Formulate a culturally sensitive assessment strategy using a combination of at least two measures listed below to assist with the assessment of Annie and her family. Describe how the assessments will be administered and interpreted using scholarly sources to support the strategy.
- DSM: Assessment Measures:
- Parent/Guardian-Rated DSM Level 1 Cross Cutting Symptom Measure.
- DSM: Cultural and Psychiatric Diagnosis:
- Cultural Formulation Interview.
- Hamilton and Carr’s “Systematic Review of Self‐Report Family Assessment Measures.”

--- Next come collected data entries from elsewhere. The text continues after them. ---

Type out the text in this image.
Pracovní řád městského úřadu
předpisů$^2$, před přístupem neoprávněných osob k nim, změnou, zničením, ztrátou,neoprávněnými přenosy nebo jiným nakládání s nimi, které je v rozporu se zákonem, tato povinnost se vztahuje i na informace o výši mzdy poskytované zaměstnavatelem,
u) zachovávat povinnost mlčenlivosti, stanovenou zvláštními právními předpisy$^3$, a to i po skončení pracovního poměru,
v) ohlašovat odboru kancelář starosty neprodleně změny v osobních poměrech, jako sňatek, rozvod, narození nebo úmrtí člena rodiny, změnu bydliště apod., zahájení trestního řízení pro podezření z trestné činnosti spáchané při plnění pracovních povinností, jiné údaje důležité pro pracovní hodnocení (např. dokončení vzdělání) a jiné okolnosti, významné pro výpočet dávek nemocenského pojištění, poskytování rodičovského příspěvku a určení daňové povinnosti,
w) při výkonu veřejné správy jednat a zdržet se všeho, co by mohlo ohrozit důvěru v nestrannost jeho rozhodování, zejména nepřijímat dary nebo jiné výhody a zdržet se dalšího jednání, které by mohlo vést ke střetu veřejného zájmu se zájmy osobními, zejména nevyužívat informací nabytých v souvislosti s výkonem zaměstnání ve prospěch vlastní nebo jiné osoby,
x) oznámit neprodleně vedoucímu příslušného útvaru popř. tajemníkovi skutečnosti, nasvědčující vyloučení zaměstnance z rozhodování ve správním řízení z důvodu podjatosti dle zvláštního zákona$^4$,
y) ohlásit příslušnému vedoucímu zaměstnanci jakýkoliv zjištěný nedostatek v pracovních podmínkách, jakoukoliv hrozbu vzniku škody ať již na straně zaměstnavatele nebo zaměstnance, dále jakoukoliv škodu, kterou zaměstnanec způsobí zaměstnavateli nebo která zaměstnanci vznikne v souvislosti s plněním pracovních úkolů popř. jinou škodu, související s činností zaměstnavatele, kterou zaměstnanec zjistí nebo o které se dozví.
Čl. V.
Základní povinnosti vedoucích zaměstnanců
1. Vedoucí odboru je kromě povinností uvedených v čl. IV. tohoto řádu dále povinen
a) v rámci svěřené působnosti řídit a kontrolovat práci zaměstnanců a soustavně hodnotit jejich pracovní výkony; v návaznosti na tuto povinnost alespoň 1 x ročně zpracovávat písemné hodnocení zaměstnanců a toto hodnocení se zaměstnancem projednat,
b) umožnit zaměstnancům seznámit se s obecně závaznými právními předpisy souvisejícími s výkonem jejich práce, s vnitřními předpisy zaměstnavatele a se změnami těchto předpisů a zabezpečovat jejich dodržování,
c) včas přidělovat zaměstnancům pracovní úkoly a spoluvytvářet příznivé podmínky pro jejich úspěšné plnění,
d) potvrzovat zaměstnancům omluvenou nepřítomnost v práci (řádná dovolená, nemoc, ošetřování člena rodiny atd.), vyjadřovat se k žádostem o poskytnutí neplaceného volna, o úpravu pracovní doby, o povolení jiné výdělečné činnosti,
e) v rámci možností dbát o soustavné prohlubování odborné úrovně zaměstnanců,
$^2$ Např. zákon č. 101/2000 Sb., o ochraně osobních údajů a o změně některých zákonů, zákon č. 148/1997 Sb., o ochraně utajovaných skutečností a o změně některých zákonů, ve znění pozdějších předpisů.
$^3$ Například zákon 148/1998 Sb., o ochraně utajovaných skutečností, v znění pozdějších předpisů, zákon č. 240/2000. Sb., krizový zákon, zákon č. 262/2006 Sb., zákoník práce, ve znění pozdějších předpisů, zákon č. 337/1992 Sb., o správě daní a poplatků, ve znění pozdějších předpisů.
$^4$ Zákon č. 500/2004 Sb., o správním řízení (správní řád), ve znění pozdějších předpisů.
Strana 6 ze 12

Annie is a 13-year-old Asian American girl; the youngest child in a family of four older siblings. Her parents are both high school teachers and came to United States from India to attend college and stayed to raise a family together. They travel as a family to India several weeks of every year to be with extended family. Annie understands some phrases in the dialect spoken by her extended family, but she and her sisters consistently speak to their parents in English. When Annie was 5 years old, she was hospitalized for three weeks for a serious illness. Since that time, she has been in good health, but has struggled with her fears and anxiety.
Annie is extremely shy and avoids situations in which she needs to interact with new people or large groups. She worries about making mistakes in her schoolwork and becomes extremely anxious when taking tests. Sometimes, she becomes so nervous that her heart races; she begins to tremble and has difficulty breathing. Annie is also afraid of the dark and does not want to be alone in her room at night. She often requires the presence of one of her parents or older sisters until she falls asleep. As her oldest three sisters have left home to pursue their education and careers, the family is finding Annie’s need for reassurance more burdensome.